Q. \(2:x = x:50\). What one number can replace \(x\)?

Q: What value(s) of x satisfy \frac{2}{x} = \frac{x}{50} ?

Solve \frac{2}{x}=\frac{x}{50} . Cross-multiply: 2\cdot50 = x^2, so x^2=100. Thus x=10 or x=-10. If only one (positive) number is wanted, choose 10.

Q: Why can't x=0 be a solution?

x cannot be 0 because the equation has x in a denominator. Division by zero is undefined, so x=0 is excluded from the domain.

Q: How do you use cross-multiplication to solve \frac{2}{x}=\frac{x}{50} ?

Cross-multiply to get 2 \cdot 50 = x \cdot x, i.e., 100 = x^2. Then take square roots: x = \pm\sqrt{100} = \pm 10.

Q: Are both +10 and -10 valid solutions?

Yes. Plugging in x=10 gives 2/10=10/50=0.2. Plugging in x=-10 gives 2/(-10)=(-10)/50=-0.2. Both satisfy the equation.

Q: If the problem asks for "one number" to replace x, which should you give?

Usually give the positive root x=10 unless negatives are allowed or specifically requested. Many contexts mean the principal (positive) solution.

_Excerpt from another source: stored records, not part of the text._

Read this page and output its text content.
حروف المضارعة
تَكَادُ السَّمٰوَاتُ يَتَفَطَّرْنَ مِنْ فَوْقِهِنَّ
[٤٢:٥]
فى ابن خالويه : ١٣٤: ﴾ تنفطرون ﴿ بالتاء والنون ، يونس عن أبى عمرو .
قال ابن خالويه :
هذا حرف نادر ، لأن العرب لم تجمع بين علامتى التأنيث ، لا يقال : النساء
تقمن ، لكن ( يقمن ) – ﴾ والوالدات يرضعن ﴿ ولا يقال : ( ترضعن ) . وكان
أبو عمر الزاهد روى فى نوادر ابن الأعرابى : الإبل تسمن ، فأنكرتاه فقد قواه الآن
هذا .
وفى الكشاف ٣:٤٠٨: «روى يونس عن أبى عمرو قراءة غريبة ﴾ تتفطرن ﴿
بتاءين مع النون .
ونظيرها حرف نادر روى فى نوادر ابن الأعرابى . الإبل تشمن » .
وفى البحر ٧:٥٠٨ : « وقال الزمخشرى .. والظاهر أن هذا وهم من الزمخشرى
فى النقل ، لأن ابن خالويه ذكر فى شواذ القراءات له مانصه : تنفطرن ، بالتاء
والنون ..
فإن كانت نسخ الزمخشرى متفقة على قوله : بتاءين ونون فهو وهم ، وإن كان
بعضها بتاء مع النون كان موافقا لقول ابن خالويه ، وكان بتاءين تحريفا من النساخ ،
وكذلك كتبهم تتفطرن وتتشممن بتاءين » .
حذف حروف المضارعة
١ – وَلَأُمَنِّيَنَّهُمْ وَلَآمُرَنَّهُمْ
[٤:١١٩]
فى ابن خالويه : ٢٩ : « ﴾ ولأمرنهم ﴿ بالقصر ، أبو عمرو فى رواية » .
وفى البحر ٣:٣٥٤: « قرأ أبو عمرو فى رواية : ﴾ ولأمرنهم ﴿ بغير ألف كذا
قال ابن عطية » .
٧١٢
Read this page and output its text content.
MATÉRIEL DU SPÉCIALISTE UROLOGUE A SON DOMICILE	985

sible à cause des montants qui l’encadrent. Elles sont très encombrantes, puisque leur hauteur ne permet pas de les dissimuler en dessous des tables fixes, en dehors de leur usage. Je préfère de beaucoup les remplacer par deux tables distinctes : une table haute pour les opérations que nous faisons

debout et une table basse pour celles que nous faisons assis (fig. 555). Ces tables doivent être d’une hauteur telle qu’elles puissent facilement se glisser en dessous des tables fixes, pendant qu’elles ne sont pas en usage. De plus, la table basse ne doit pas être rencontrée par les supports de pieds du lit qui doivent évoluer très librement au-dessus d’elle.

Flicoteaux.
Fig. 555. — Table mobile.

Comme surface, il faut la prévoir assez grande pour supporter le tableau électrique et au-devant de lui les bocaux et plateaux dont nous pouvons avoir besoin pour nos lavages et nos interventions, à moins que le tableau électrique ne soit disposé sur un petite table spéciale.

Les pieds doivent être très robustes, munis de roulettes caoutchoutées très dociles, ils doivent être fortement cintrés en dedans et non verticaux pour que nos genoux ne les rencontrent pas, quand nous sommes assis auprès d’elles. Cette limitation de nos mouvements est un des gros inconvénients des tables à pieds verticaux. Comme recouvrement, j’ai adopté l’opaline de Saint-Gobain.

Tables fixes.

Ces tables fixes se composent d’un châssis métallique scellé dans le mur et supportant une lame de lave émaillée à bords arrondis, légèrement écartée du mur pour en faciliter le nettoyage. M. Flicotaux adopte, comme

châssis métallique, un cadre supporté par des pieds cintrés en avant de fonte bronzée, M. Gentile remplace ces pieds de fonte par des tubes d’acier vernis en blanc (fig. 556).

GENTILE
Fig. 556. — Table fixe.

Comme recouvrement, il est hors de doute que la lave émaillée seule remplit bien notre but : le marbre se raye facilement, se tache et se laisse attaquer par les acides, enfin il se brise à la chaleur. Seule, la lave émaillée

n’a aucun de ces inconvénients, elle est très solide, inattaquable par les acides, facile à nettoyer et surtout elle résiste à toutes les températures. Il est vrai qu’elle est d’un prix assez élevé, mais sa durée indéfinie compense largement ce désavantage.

Q: How is x related to 2 and 50 in terms of means?

How is x related to 2 and 50 in terms of means?

Q: How can you quickly check your answers?

Substitute back into \frac{2}{x}=\frac{x}{50} . For x=10: 2/10=10/50. For x=-10: 2/(-10)=(-10)/50. Both sides match, so the answers are correct.

Q: Could there be complex solutions to \frac{2}{x}=\frac{x}{50} ?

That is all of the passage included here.